Plus globalement, le fait que les Français sont partagés sur ce sujet, avec des niveaux d’opposition non négligeables au sein de chaque camp politique, doit aussi beaucoup à la complexité de la situation en Syrie (les responsabilités ne semblent pas clairement établies) et aux doutes qui peuvent exister quant à l’efficacité d’une éventuelle intervention militaire en Syrie.

Marc Crapez : La « discipline de gauche » force l’esprit critique à s’arrêter aussitôt qu’il pourrait faire le jeu de l’adversaire de droite. Les socialistes n’ayant pas de prise sur la crise française, ils donnent le change avec le mariage gay, le non-cumul des mandats et la guerre extérieure, trois gadgets dont le rapport coûts/bénéfices est intéressant.

Ce ne serait pas la première fois où la politique intérieure parasite la diplomatie ou la stratégie. En mars 2012, le renseignement français avait localisé les principaux chefs d’AQMI, réunis dans une maison à Tombouctou et suggéré de les frapper. Mais en pleine campagne électorale, l’ex-président de la République eut semble-t-il peur des représailles contre les otages Français au Sahel. Cela rappelle l’épisode où l’armée américaine avait manqué Ben Laden en décembre 2001.

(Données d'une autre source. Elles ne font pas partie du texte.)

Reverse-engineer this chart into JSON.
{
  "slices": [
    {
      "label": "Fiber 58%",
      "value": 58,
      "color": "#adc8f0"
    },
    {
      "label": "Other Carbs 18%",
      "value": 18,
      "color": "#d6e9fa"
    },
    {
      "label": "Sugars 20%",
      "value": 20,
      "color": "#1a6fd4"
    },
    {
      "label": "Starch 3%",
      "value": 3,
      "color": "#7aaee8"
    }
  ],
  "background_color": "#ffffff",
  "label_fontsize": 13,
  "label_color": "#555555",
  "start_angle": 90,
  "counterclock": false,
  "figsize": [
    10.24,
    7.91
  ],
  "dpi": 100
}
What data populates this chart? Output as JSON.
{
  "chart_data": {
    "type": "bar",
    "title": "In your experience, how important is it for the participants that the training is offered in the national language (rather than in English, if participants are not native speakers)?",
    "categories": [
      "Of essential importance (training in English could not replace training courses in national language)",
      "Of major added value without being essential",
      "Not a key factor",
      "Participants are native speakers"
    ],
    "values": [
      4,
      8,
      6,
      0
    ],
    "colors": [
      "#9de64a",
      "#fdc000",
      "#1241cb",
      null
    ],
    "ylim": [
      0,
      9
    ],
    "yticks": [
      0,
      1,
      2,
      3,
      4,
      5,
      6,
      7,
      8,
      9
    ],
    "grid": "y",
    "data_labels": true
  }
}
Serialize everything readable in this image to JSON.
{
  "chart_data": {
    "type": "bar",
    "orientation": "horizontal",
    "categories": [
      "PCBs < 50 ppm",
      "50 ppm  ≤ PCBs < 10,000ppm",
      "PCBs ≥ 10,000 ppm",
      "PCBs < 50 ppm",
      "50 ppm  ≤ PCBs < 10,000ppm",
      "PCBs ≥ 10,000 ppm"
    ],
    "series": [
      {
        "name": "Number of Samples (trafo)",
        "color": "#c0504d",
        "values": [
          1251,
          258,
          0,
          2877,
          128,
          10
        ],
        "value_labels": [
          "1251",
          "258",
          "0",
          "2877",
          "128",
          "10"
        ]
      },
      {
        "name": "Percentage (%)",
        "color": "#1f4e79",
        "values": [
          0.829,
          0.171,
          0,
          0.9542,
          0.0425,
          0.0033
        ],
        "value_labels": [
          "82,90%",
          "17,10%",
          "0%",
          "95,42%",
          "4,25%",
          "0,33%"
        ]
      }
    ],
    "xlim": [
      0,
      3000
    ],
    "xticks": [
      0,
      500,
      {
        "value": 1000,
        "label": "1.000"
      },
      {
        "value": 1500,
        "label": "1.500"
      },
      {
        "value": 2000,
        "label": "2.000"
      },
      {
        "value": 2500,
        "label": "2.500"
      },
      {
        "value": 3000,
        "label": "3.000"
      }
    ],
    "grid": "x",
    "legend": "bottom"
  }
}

En Syrie, ce serait un non-sens de soutenir le régime en place qui est incapable de ramener la paix autrement qu’en massacrant ses opposants. On ne peut donc que soutenir les opposants, même si la proportion de djihadistes dans leurs rangs augmente puisque l’islamisme fournit les secours d’une discipline héroïque. J’ai soutenu la position française d’aide sans intervention sur le terrain, mais critiqué l’idée de faire du départ du dictateur un préalable à la négociation. Au lieu de faire de grandes déclarations, il aurait fallu livrer des armes à l’opposition sans le claironner et faire à Bachar el-Assad une guerre de l’ombre.